ICICI Bank made additional provisions of Rs 3,588 crore during the quarter, which included Rs 1,678 crore for standard loans, entire Rs 395 crore loss on sale of NPA during H1, recognised upfront, and floating provision of Rs 1,515 crore. Other provisions were Rs 3,495 crore in Q2 against Rs 2,515 crore in Q1 and Rs 942 crore in Q2FY16. The gross non-performing loans were Rs 32,178.60 crore (6.82 per cent) up from Rs 15,857 crore (3.77 per cent) in Q2FY16. Gross NPAs were Rs 27,193.58 crore (5.87 per cent) in Q1FY16.

Bank of India’s Q2 net profit at Rs 130 crore beat analyst estimates due to higher non-interest income. Slippages declined to Rs 4,000 crore against Rs 6,200 crore in Q1. The management expects GNPAs to remain stable, as recoveries are likely to compensate for slippages. “We have a ‘sell’ rating and September 2017 target price is Rs 80 (Rs 75 earlier),” said Jariwala.
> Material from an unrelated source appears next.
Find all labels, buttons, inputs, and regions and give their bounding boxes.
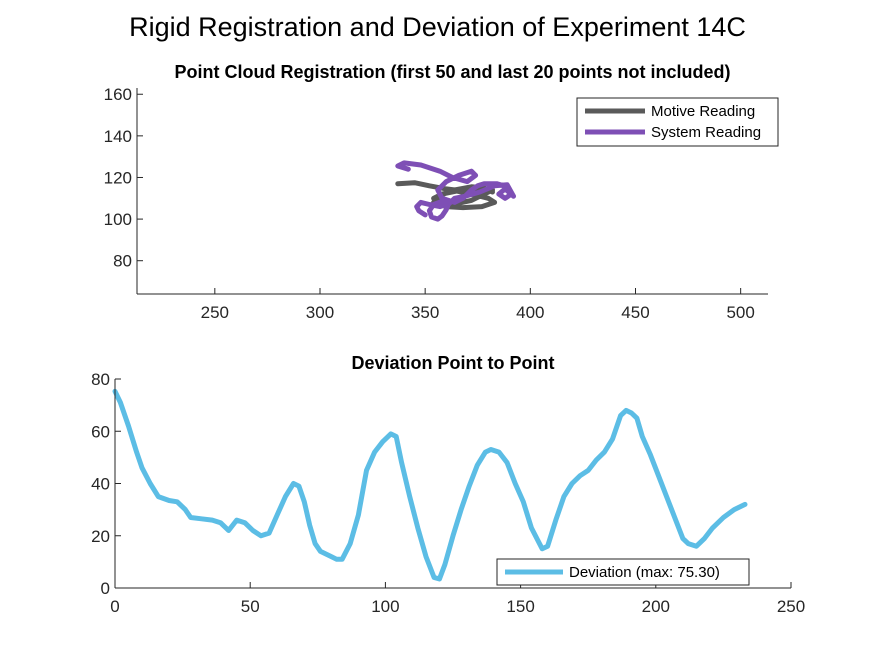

Axis Bank, the third largest private sector lender, reported 83.4 per cent decline in net profit due to a spike in bad loans for Q2 to Rs 319 crore because of a large amount of slippages from the watch list. It had reported a net profit of Rs 1,915.60 crore for Q2FY16. Almost 30 per cent of the Rs 25,200 crore of watch list declared a few quarter ago turned bad in Q2. The Axis Bank management has now suggested for materially higher slippages from the watch list against 60 per cent guided earlier. As on September 30, loans outstanding on Axis Bank’s watch list reduced 32 per cent over the previous quarter and stood at Rs 13,789 crore. The reduction in the watch list primarily represents slippages to NPAs amounting to Rs 7,288 crore, which comprises 89 per cent of the total corporate credit slippages. The watch list has reduced to 3.5 per cent of customer assets in Q2, from 5.4 per cent in Q1 and 6.2 per cent in Q4FY16.

Jairam Sridharan, chief financial officer of Axis Bank, said in a conference call, “We believe a higher portion of the watch list (Rs 22,000 crore) could become NPAs over the next few quarters.” Aalok Shah and Gaurav Jani, analysts at Centrum Broking, said, “We retain ‘hold’ on Axis Bank with target price unchanged at Rs 500.”

HDFC Bank delivered another strong quarter with earnings growth of 20 per cent YoY, driven by strong retail loan growth (over 22 per cent YoY) pushing total loan growth of 18 per cent, and healthy non-interest income growth of 14 per cent YoY driven by sustained fee income growth (over 13 per cent YoY) and trading gains (over 75 per cent YoY). “Despite rising competition in the retail banking space, HDFC Bank’s retail loans continue to grow across product lines and retail loans now form 64 per cent of total book against 62 per cent in Q2FY16. HDFC Bank has continued to grow on a larger base and we expect the trends to continue,” said Puneet Gulati of JM Financial.

Kotak Bank reported a 43 per cent rise in net profit to Rs 813 crore for Q2, driven by strong net interest income, other income and operating profit. Similarly, Federal Bank reported a 25 per cent rise in net profit to Rs 201 crore.

Yes Bank too remained a consistent performer by reporting a net profit of Rs 801.5 crore in Q2, which was YoY growth of 31.3 per cent. Net interest income (NII) grew 30.5 per cent YoY on the back of 38 per cent growth in advances. Net interest margin (NIM) remained healthy at 3.4 per cent and net profit grew by 31.3 per cent. Asset quality despite increasing industry-wide stress, remained stable and healthy at 0.83 per cent GNPA. Of the other private sector bank, IndusInd Bank’s net profit rose 25.8 per cent to Rs 704.3 crore in Q2 from Rs 560 crore in Q1FY16.